Report: Painting a picture of digital food shopping’s evolution

Online shopping is practically a given in today’s digital world, but food retail is one category that still has some distance to go when it comes to reaching its online potential. Consumers today engage with food in the digital realm, and retailers and CPG manufacturers haven’t yet reached a point at which they are truly capitalizing on this engagement. But grocery has come to a turning point, and online food shopping will penetrate the category at a rapid clip, from the center store outward, according to a report from the Food Marketing Institute and Nielsen.

The report, part of a multi-year research effort that will follow the digital transformation of food retail, found that not only are consumers already engaged with food on digital channels, but that in order to truly adapt to digital, retailers must first understand those engaged consumers and then map out organizational change that will allow them to engage as well.
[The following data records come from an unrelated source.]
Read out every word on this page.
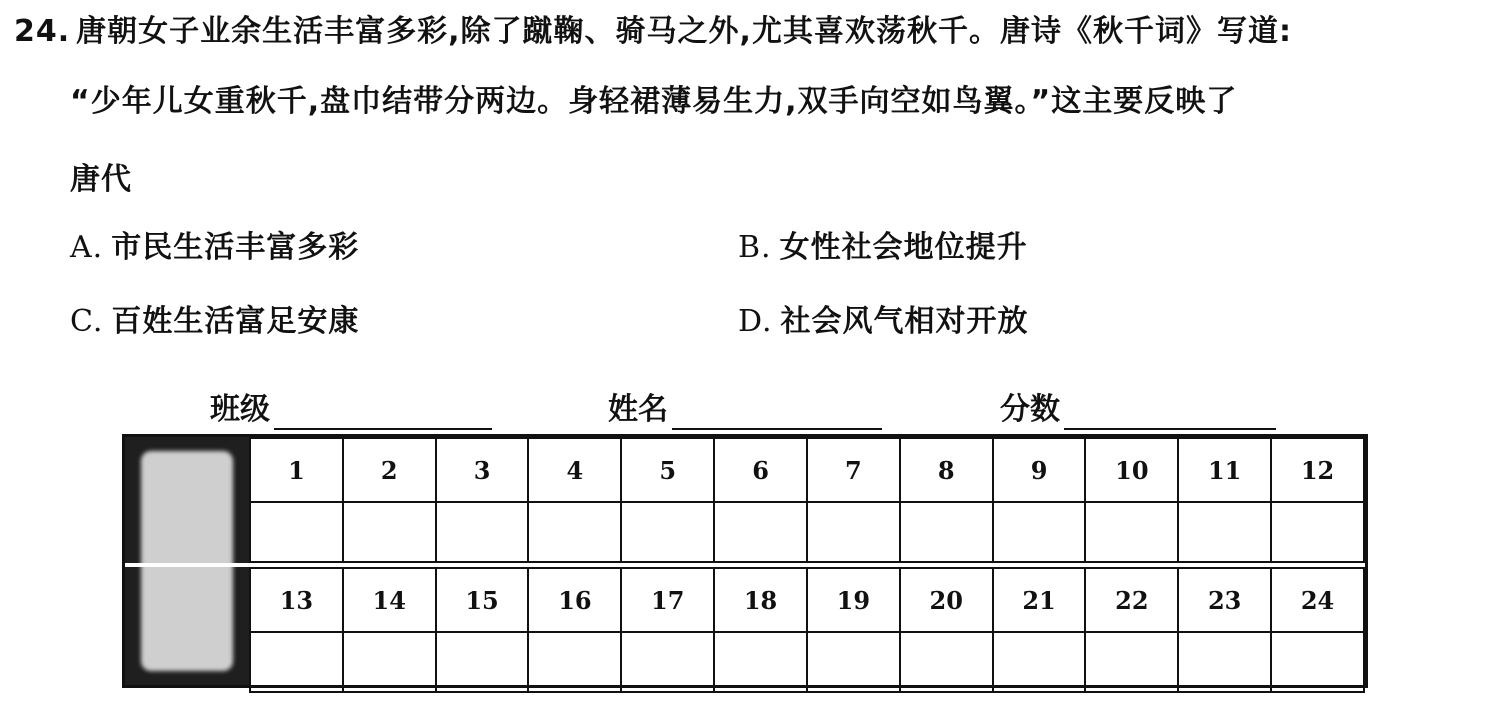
24. 唐朝女子业余生活丰富多彩,除了蹴鞠、骑马之外,尤其喜欢荡秋千。唐诗《秋千词》写道:
“少年儿女重秋千,盘巾结带分两边。身轻裙薄易生力,双手向空如鸟翼。”这主要反映了
唐代
A. 市民生活丰富多彩	B. 女性社会地位提升
C. 百姓生活富足安康	D. 社会风气相对开放
班级	姓名	分数
1	2	3	4	5	6	7	8	9	10	11	12

13	14	15	16	17	18	19	20	21	22	23	24
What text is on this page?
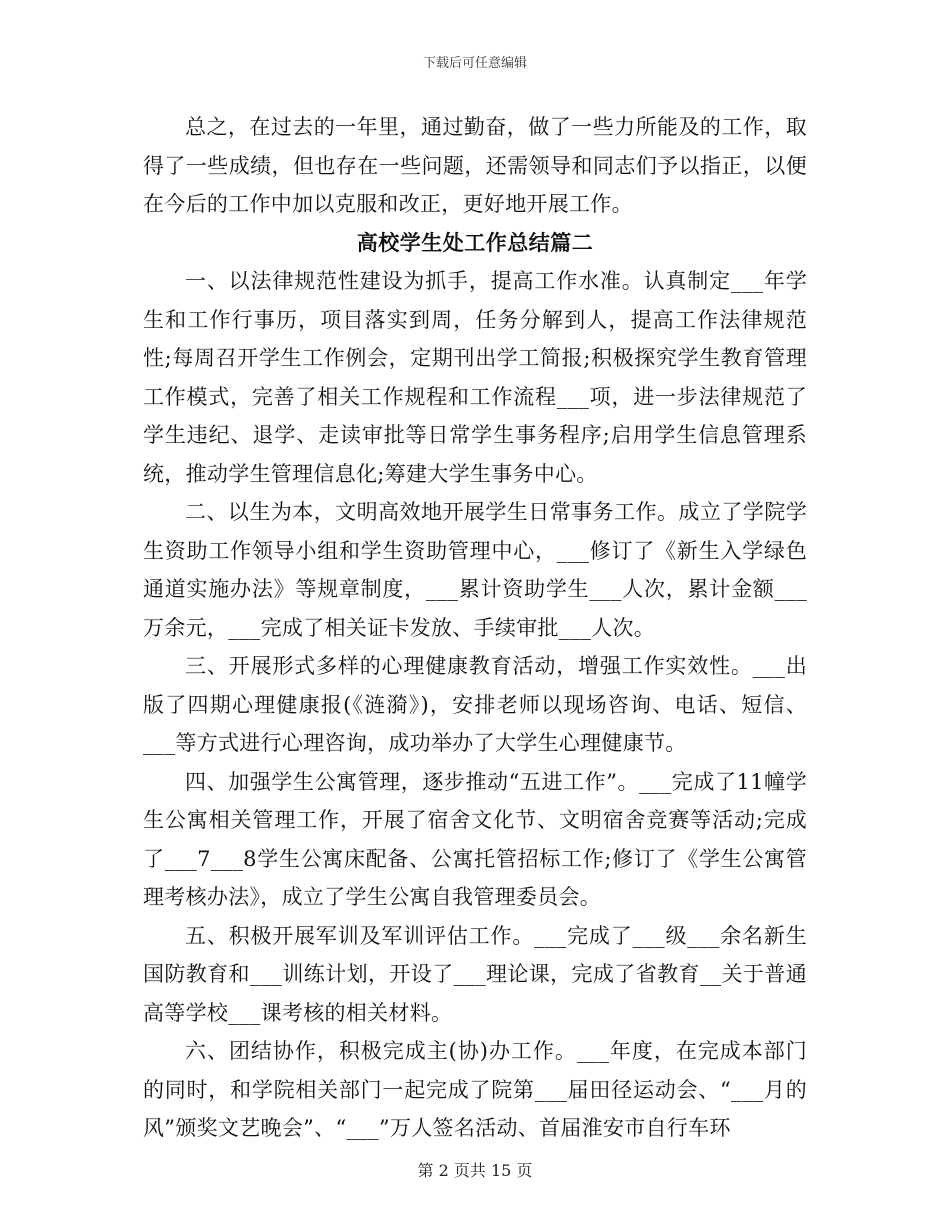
下载后可任意编辑

总之，在过去的一年里，通过勤奋，做了一些力所能及的工作，取得了一些成绩，但也存在一些问题，还需领导和同志们予以指正，以便在今后的工作中加以克服和改正，更好地开展工作。

高校学生处工作总结篇二

一、以法律规范性建设为抓手，提高工作水准。认真制定___年学生和工作行事历，项目落实到周，任务分解到人，提高工作法律规范性;每周召开学生工作例会，定期刊出学工简报;积极探究学生教育管理工作模式，完善了相关工作规程和工作流程___项，进一步法律规范了学生违纪、退学、走读审批等日常学生事务程序;启用学生信息管理系统，推动学生管理信息化;筹建大学生事务中心。

二、以生为本，文明高效地开展学生日常事务工作。成立了学院学生资助工作领导小组和学生资助管理中心，___修订了《新生入学绿色通道实施办法》等规章制度，___累计资助学生___人次，累计金额___万余元，___完成了相关证卡发放、手续审批___人次。

三、开展形式多样的心理健康教育活动，增强工作实效性。___出版了四期心理健康报(《涟漪》)，安排老师以现场咨询、电话、短信、___等方式进行心理咨询，成功举办了大学生心理健康节。

四、加强学生公寓管理，逐步推动“五进工作”。___完成了11幢学生公寓相关管理工作，开展了宿舍文化节、文明宿舍竞赛等活动;完成了___7___8学生公寓床配备、公寓托管招标工作;修订了《学生公寓管理考核办法》，成立了学生公寓自我管理委员会。

五、积极开展军训及军训评估工作。___完成了___级___余名新生国防教育和___训练计划，开设了___理论课，完成了省教育__关于普通高等学校___课考核的相关材料。

六、团结协作，积极完成主(协)办工作。___年度，在完成本部门的同时，和学院相关部门一起完成了院第___届田径运动会、“___月的风”颁奖文艺晚会”、“___”万人签名活动、首届淮安市自行车环

第 2 页共 15 页
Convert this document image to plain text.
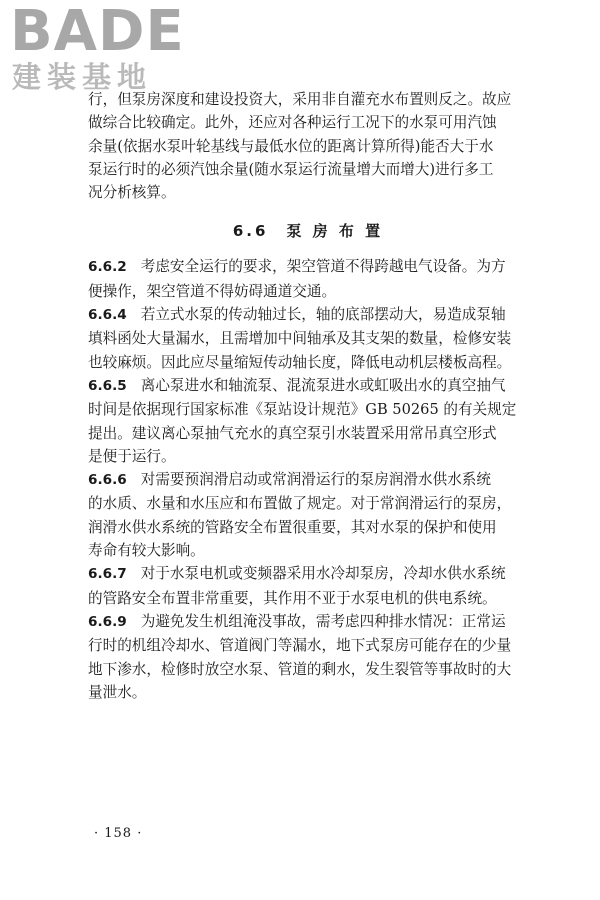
BADE
建装基地

行，但泵房深度和建设投资大，采用非自灌充水布置则反之。故应
做综合比较确定。此外，还应对各种运行工况下的水泵可用汽蚀
余量(依据水泵叶轮基线与最低水位的距离计算所得)能否大于水
泵运行时的必须汽蚀余量(随水泵运行流量增大而增大)进行多工
况分析核算。

6.6　泵 房 布 置

6.6.2 考虑安全运行的要求，架空管道不得跨越电气设备。为方
便操作，架空管道不得妨碍通道交通。

6.6.4 若立式水泵的传动轴过长，轴的底部摆动大，易造成泵轴
填料函处大量漏水，且需增加中间轴承及其支架的数量，检修安装
也较麻烦。因此应尽量缩短传动轴长度，降低电动机层楼板高程。

6.6.5 离心泵进水和轴流泵、混流泵进水或虹吸出水的真空抽气
时间是依据现行国家标准《泵站设计规范》GB 50265 的有关规定
提出。建议离心泵抽气充水的真空泵引水装置采用常吊真空形式
是便于运行。

6.6.6 对需要预润滑启动或常润滑运行的泵房润滑水供水系统
的水质、水量和水压应和布置做了规定。对于常润滑运行的泵房，
润滑水供水系统的管路安全布置很重要，其对水泵的保护和使用
寿命有较大影响。

6.6.7 对于水泵电机或变频器采用水冷却泵房，冷却水供水系统
的管路安全布置非常重要，其作用不亚于水泵电机的供电系统。

6.6.9 为避免发生机组淹没事故，需考虑四种排水情况：正常运
行时的机组冷却水、管道阀门等漏水，地下式泵房可能存在的少量
地下渗水，检修时放空水泵、管道的剩水，发生裂管等事故时的大
量泄水。

· 158 ·
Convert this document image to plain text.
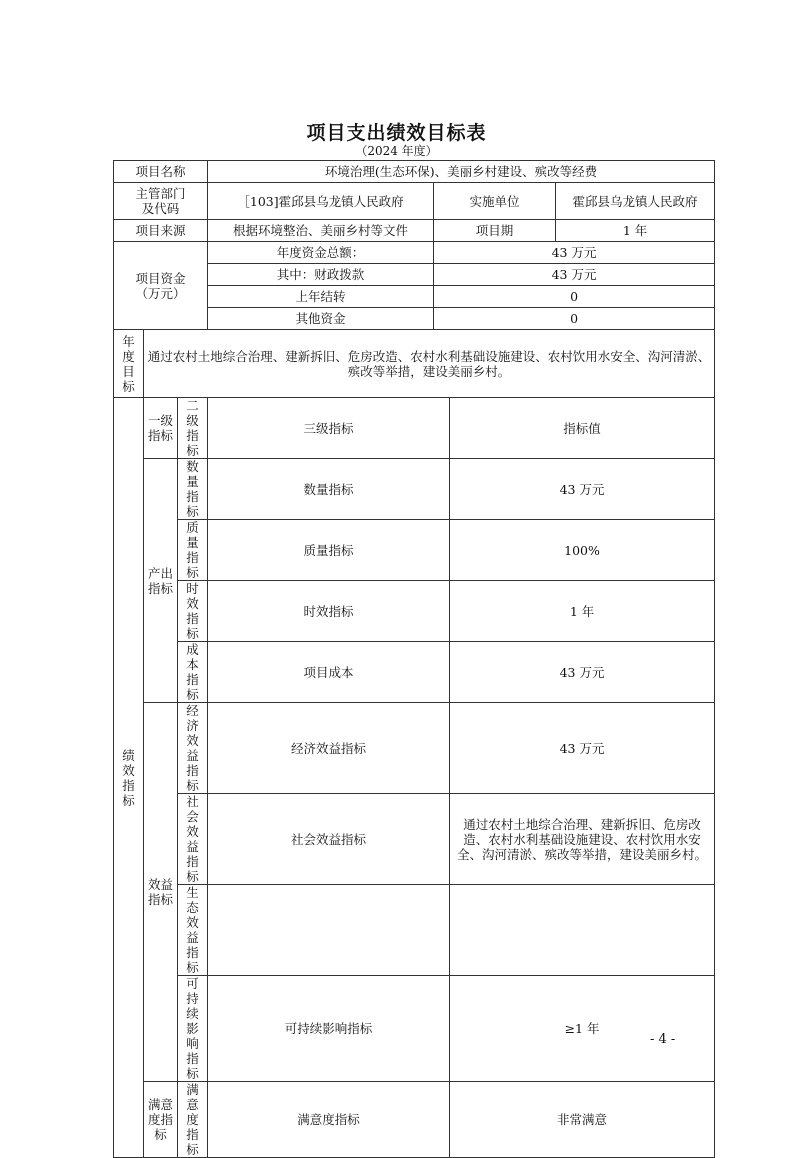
项目支出绩效目标表
（2024 年度）
项目名称			环境治理(生态环保)、美丽乡村建设、殡改等经费			

主管部门
及代码			［103]霍邱县乌龙镇人民政府	实施单位		霍邱县乌龙镇人民政府
项目来源			根据环境整治、美丽乡村等文件	项目期		1 年

项目资金
（万元）			年度资金总额：	43 万元		
			其中：财政拨款	43 万元		
			上年结转	0		
			其他资金	0		
年度目标	通过农村土地综合治理、建新拆旧、危房改造、农村水利基础设施建设、农村饮用水安全、沟河清淤、殡改等举措，建设美丽乡村。					
绩效指标	一级指标	二级指标	三级指标		指标值	
	产出指标	数量指标	数量指标		43 万元	
		质量指标	质量指标		100%	
		时效指标	时效指标		1 年	
		成本指标	项目成本		43 万元	
	效益指标	经济效益指标	经济效益指标		43 万元	
		社会效益指标	社会效益指标		通过农村土地综合治理、建新拆旧、危房改造、农村水利基础设施建设、农村饮用水安全、沟河清淤、殡改等举措，建设美丽乡村。	
		生态效益指标				
		可持续影响指标	可持续影响指标		≥1 年	
	满意度指标	满意度指标	满意度指标		非常满意	
- 4 -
Catching up with the digital food shopper

Today’s consumers are always connected. In 2014, shoppers spent 59 minutes per day on their mobile devices, the report found. By 2016, that number more than doubled to two hours and 15 minutes. And what’s more, today’s digital consumers value the ability to be connected via mobile pretty much anywhere at anytime. Almost two-thirds of shoppers feel that mobile devices improve their lives, according to the report.

And regardless of retailers’ digital status, consumers are engaging with food and food retail digitally. Just under 60% of food shoppers turn to their mobile devices for deals and coupons, and more than half of shoppers use retailers’ apps when grocery shopping, the report found. More than half of consumers engage with snacks online, with that number expected to increase to about 70% in the next decade.

Understanding today’s digital consumers

Nearly a quarter of households in the US shop for food online, according to the report, with 28% of millennials food shopping online, and those numbers are only expected to increase. FMI and Nielsen found that before retailers and CPG brands can truly integrate online shopping into their business models, they first must fully understand consumers who shop online.

The report revealed that online shoppers are focused and efficient, buying items from half the amount of departments and keeping open minds when it comes to checking out new products compared with in-store shoppers. Young, new and engaged online shoppers are driving the digital transformation of food shopping due to their tendency to adopt new technologies quickly, and this group finds technologies related to food and grocery more appealing than the general population by up to 40%, the report revealed. For example, about a third of total shoppers are interested in geo-location apps and ordering buttons, compared with a little less than half of millennial shoppers and about two thirds of new online shoppers, the report found.

One of the most profound findings of the report is that many retailers classify online shoppers in the same group as the shoppers that visit their stores, which is a mistake. Instead, retailers should separate their shoppers into in-store and online segments.

One way online and in-store shoppers are similar, however, is both groups want tailored assortments and relevant products, according to the report. Regardless of channel, retailers should work to provide shoppers with transparency when it comes to products’ nutrition and prices, among other categories.

Changing at the organization level to engage digital shoppers

Although many, if not most, retailers and manufacturers are experimenting with digital on some level, there is no set path to integrating digital technologies into the food business model, the report found. Current areas of experimentation in food retail include product discovery, shopping support apps, automated replenishment and mobile stores, FMI and Nielsen found, but retailers are still struggling to carve out a defined path to sustainable profitability in the digital space

“One of the main challenges to the development of digitally enabled grocery retail has appeared in retailers and manufacturers’ attempts to identify a profitable fulfillment model that meets shopper needs regardless of where they buy,” the report said.

Different retailers must find their own formulas for digital success, according to the report, whether that means investing in click-and-collect programs, building out proprietary fleets of delivery vehicles or using retail stockrooms as e-commerce distribution centers. These technologies must be integrated across organizations, from supply chain and merchandising, to marketing an in-store shopping. And retailers and brands must reach the point where their digital strategies are finalized and can be implemented, which is easier said than done.

“This remains the single largest gap in capabilities that we observed throughout our research efforts,” the report said.

As grocery moves further into the digital realm, center store will begin to change, the report found, with food retailers redesigning the space to be more of an extension of the perimeter or turning center stores into in-store shops or fulfillment areas.Today’s industry will go from its current 20% penetration to saturation within a decade, FMI and Nielsen reported, with the pair analyzing the journey over the next few years.